I'm swedish- the refrigerator I did NOT know
3:36 "One of the coldest countries in the world" is something of a stretch though. Half of Sweden can have about six months of pretty warm weather per year, making food like milk of meat go bad quickly. So Sweden is not like Siberia (not even the northern tip). Half of Sweden has milder winters than (say) Hungary or parts of the USA. I.e. inland climates.
True because most of the people live in Stockholm, Göteborg and Malmö and those are not very far north
You have potential to become very big just trust the process trust me
Apropos to the seat belt..
Now the American invention of making the semiconductor switch, the transistor ALSO was given to all humans to use for free...and that made up for a bit of the horrors the bombs over Japan brought is some way..
I know the bombs ended all other horror so its not to criticise..
But because the Japanese electro engineers used its posibillities to the fullest and Japan got to be a wealthy country by that alone.
Nice work!
Nobel CREATED the Nobel price because he was plauged with emence guilt for what his invention (that was intended to make explotions safe for miners or other building workers), was instead develloped to use to kill inocent people. His hope was that the price would make up for this horrible misstake, and would hopefully go to people fighting for a better future.
Lans also invented color graphics for computers.

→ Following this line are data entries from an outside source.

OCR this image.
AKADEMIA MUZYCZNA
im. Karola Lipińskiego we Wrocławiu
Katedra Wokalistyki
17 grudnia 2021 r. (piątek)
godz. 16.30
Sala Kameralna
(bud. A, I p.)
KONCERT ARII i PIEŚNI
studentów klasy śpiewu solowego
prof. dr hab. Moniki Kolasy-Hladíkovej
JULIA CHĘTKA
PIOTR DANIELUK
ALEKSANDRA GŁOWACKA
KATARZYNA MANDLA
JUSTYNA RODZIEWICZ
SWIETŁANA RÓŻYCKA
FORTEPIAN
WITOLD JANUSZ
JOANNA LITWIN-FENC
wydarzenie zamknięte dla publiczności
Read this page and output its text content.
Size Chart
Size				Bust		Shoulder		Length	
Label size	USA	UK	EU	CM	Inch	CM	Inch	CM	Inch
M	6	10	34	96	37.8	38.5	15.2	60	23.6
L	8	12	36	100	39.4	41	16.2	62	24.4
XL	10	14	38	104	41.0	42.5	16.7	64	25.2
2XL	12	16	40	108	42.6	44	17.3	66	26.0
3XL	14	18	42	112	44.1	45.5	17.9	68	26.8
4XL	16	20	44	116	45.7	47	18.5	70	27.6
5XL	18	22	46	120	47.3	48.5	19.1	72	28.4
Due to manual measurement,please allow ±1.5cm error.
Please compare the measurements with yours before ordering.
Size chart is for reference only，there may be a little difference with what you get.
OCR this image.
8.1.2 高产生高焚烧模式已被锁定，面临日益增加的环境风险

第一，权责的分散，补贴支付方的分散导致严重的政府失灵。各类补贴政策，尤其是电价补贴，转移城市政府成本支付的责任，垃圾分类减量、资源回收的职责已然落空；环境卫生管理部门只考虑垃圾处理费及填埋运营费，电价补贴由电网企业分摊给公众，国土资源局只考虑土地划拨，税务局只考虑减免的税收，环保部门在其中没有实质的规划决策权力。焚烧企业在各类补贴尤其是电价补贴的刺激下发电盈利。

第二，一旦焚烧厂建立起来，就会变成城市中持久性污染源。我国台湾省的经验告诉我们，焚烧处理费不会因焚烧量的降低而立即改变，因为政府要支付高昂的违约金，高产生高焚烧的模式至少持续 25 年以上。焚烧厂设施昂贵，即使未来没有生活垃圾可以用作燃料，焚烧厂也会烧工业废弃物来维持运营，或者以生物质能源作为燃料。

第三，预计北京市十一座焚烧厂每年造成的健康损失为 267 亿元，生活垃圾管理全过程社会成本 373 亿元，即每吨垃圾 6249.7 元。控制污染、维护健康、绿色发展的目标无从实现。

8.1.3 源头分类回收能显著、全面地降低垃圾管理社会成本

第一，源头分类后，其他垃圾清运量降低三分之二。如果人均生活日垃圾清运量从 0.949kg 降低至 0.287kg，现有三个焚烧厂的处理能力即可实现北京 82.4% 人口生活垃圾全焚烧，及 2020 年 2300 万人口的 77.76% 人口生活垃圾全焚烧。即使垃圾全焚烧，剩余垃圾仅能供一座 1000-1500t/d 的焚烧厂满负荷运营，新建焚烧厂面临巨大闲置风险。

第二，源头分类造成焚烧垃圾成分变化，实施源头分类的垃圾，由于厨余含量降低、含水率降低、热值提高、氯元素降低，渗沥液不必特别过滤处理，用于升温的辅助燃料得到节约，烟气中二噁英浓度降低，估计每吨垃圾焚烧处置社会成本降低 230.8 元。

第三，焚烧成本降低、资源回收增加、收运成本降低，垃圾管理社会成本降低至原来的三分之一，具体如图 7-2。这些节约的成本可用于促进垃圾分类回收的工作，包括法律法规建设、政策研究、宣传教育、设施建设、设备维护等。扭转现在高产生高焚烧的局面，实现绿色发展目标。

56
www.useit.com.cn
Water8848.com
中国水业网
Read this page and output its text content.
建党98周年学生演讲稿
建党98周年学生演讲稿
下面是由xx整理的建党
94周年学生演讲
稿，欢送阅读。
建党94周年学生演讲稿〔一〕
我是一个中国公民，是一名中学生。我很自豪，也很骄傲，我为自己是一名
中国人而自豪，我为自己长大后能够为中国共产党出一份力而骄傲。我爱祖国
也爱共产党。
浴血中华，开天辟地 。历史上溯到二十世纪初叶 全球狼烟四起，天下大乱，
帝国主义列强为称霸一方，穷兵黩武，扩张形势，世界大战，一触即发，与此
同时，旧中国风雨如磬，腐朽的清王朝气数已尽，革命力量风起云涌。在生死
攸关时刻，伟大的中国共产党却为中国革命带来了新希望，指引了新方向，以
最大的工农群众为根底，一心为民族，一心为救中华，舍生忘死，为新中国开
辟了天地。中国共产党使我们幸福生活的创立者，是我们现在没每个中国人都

Dynamite is a peaceful tool. It was made to better and safer use black powder in mining a to build roads. I mean, cars are an invention to and can be leathal, if I want it to be
Swedes didn't invent matches - there were matches before. We invented the safety-matches - the ones that you can only ignite if used in a certain way. The old ones you could ignite by a lot of means (including the Westerns - by brushing along your boots). If I'm not mistaken, the old ones even self-ignited.
It's kind of a Swedish theme - we do "safety"-anything. Like dynamite - that the main idea is that it is safe for transport. Nitroglycerine is very unstable and people died transporting it.